The sharing economy is one that we have all grown to love…for the most part. No one can complain when services are offered at a better rate and made more convenient, right? As a resident of Vancouver, Canada I’ve only had the luxury of experiencing the convenience of Uber while I was out of the country, either in the States or traveling through Europe. And it was awesome. So easy, convenient and of course more affordable than a traditional taxi.
However, here in Vancouver we’ve experienced a different effect that some are attributing to the sharing economy model behind our favorite accommodation option: Airbnb.
Being a recent university graduate in the Vancouver area, and therefore a potential renter in Vancouver, this has become an epidemic in my life. The cost of renting in Vancouver has become absurd over the past few years due mostly to the extremely low vacancy rate of a whopping 0.6%. Compare that to what is deemed a ‘healthy’ rate of 3-6%. This is due to a variety of factors, including an increased rate of foreign investment in Vancouver and to the fact that individuals with unoccupied housing are choosing to go the Airbnb route instead of renting out long-term.
As a person who has used Airbnb in the past and just recently paid $400 CAD for a single night in a 2 bedroom apartment downtown Vancouver, I can understand the appeal. If you’re able to occupy your unit at that rate even just 10 nights a month, you’ve easily surpassed the monthly rate you could otherwise charge.
But as a recent grad just looking to put a roof over my own head, this is extremely frustrating and can become discouraging at times. The rental market has become so bad that banks like VanCity have full ad campaigns to capitalize on the struggling millennial, and ads on Craigslist have reached the point of offering accommodation in exchange for “alternate payments” (Hint: it’s illegal).
While none of this is directly Airbnb’s doing, there is clearly a lack of motivation for those listing their apartments on the site to switch to long-term rentals.
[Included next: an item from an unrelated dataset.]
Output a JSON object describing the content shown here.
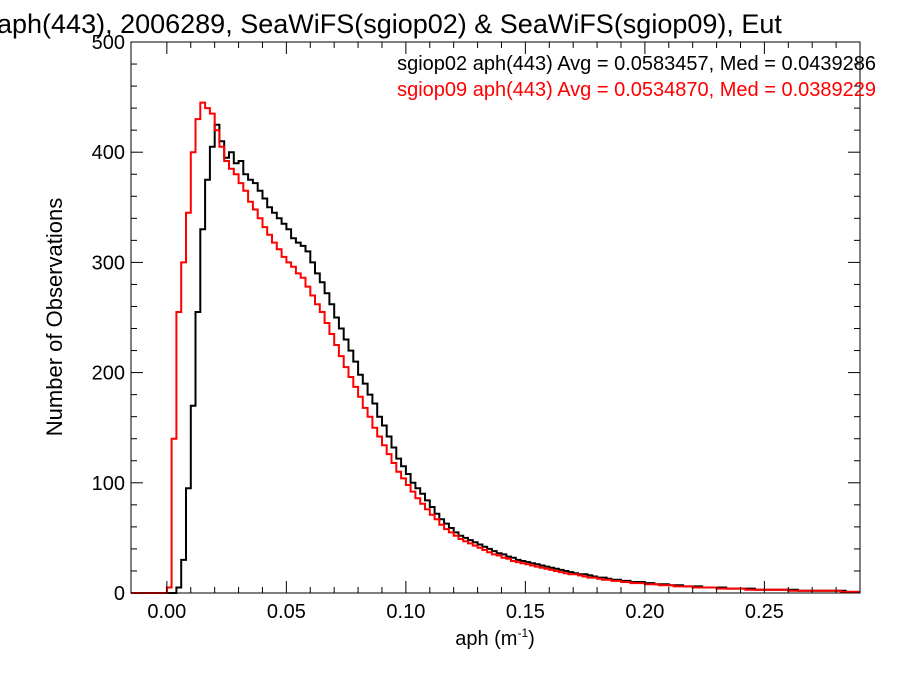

There is talk of actions to mitigate the effect of Airbnb on housing markets, such as in Quebec where Airbnbs are subject to the same taxes and certifications as hotels and bed and breakfasts, but time will tell if the sharing economy model will remain as strong as it is today.
In the meantime, I’ll still be looking for a place to call home and wondering if they were wrong in kindergarten when they told us sharing was caring.